Decentralized identifiers
Nuts uses W3C Decentralized Identifiers as a base for tracking identities. From the W3C website:
Decentralized identifiers (DIDs) are a new type of identifier that enables verifiable, decentralized digital identity. A DID identifies any subject (e.g., a person, organization, thing, data model, abstract entity, etc.) that the controller of the DID decides that it identifies. In contrast to typical, federated identifiers, DIDs have been designed so that they may be decoupled from centralized registries, identity providers, and certificate authorities. Specifically, while other parties might be used to help enable the discovery of information related to a DID, the design enables the controller of a DID to prove control over it without requiring permission from any other party. DIDs are URIs that associate a DID subject with a DID document allowing trustable interactions associated with that subject.

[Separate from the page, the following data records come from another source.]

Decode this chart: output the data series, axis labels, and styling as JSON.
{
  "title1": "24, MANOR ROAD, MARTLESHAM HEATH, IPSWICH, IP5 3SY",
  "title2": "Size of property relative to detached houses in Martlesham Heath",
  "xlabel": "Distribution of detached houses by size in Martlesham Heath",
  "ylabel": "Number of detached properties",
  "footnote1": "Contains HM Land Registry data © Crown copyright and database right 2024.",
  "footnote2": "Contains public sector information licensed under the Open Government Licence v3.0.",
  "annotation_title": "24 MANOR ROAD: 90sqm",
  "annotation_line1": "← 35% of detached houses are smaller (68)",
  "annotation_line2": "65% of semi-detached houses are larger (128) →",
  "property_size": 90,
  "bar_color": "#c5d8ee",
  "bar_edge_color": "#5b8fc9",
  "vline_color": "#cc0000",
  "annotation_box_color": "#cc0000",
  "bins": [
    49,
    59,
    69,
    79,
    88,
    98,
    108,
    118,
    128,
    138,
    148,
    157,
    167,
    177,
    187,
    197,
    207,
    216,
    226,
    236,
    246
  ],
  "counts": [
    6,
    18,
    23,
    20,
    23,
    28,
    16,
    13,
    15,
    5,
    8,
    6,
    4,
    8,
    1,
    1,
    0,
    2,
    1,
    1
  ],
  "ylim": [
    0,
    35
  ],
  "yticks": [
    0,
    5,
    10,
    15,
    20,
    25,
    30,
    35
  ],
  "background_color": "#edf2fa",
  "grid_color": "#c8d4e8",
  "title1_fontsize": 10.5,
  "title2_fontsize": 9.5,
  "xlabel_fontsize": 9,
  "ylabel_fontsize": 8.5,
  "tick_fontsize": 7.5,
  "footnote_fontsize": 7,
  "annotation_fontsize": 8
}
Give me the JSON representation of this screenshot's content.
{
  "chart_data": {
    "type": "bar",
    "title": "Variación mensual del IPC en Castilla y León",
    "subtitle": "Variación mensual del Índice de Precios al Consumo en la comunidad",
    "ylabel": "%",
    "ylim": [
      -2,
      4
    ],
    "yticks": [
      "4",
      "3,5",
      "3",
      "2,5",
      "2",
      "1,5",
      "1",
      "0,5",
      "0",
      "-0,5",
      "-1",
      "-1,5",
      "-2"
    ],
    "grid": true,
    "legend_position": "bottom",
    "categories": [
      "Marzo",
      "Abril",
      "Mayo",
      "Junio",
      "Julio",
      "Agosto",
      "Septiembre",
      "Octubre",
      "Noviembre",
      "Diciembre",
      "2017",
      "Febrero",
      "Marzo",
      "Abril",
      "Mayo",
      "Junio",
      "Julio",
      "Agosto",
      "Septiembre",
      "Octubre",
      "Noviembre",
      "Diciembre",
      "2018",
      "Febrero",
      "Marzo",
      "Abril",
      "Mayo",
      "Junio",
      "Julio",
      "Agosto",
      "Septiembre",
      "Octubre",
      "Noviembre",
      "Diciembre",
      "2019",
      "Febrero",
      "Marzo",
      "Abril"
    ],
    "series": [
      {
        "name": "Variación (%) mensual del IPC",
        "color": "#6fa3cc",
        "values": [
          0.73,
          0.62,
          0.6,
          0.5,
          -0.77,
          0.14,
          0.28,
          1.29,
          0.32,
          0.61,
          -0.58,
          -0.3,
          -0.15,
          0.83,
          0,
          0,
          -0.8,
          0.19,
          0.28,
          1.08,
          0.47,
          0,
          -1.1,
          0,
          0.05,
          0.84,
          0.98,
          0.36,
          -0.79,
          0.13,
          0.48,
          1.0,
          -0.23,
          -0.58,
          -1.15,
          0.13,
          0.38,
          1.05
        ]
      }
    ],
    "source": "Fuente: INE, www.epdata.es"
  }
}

Within Nuts, DIDs identify different parties. All DID methods require their own specification. The Nuts specification for the nuts DID method can be found on https://nuts-specification.readthedocs.io. Nuts DIDs are designed so they represent public/private key pairs. Any party can generate and claim a key pair. Only when information is added to the key pair, the key pair becomes important.
DIDs can gather claims through Verifiable Credentials. This allows a DID to actually represent something known in real life. For example: adding an organization name credential connects the key pair to the name of the organization. It connects the digital world to the real world.
Nuts DID Documents
DIDs are backed by a DID Document. It defines the public keys, who can alter the document and any services related to the DID. Nuts DID documents are automatically propagated through the network when they are created. When DID documents are created, the DID always represents the public key fingerprint of the associated key. A DID document is always created with a new key. Signing keys are are added to the authentication, assertionMethod, capabilityInvocation and capabilityDelegation sections. Encryption keys are added to the keyAgreement section.
Services
The services section is used to list service endpoints. Although still available, the preferred way is to register services via Discovery.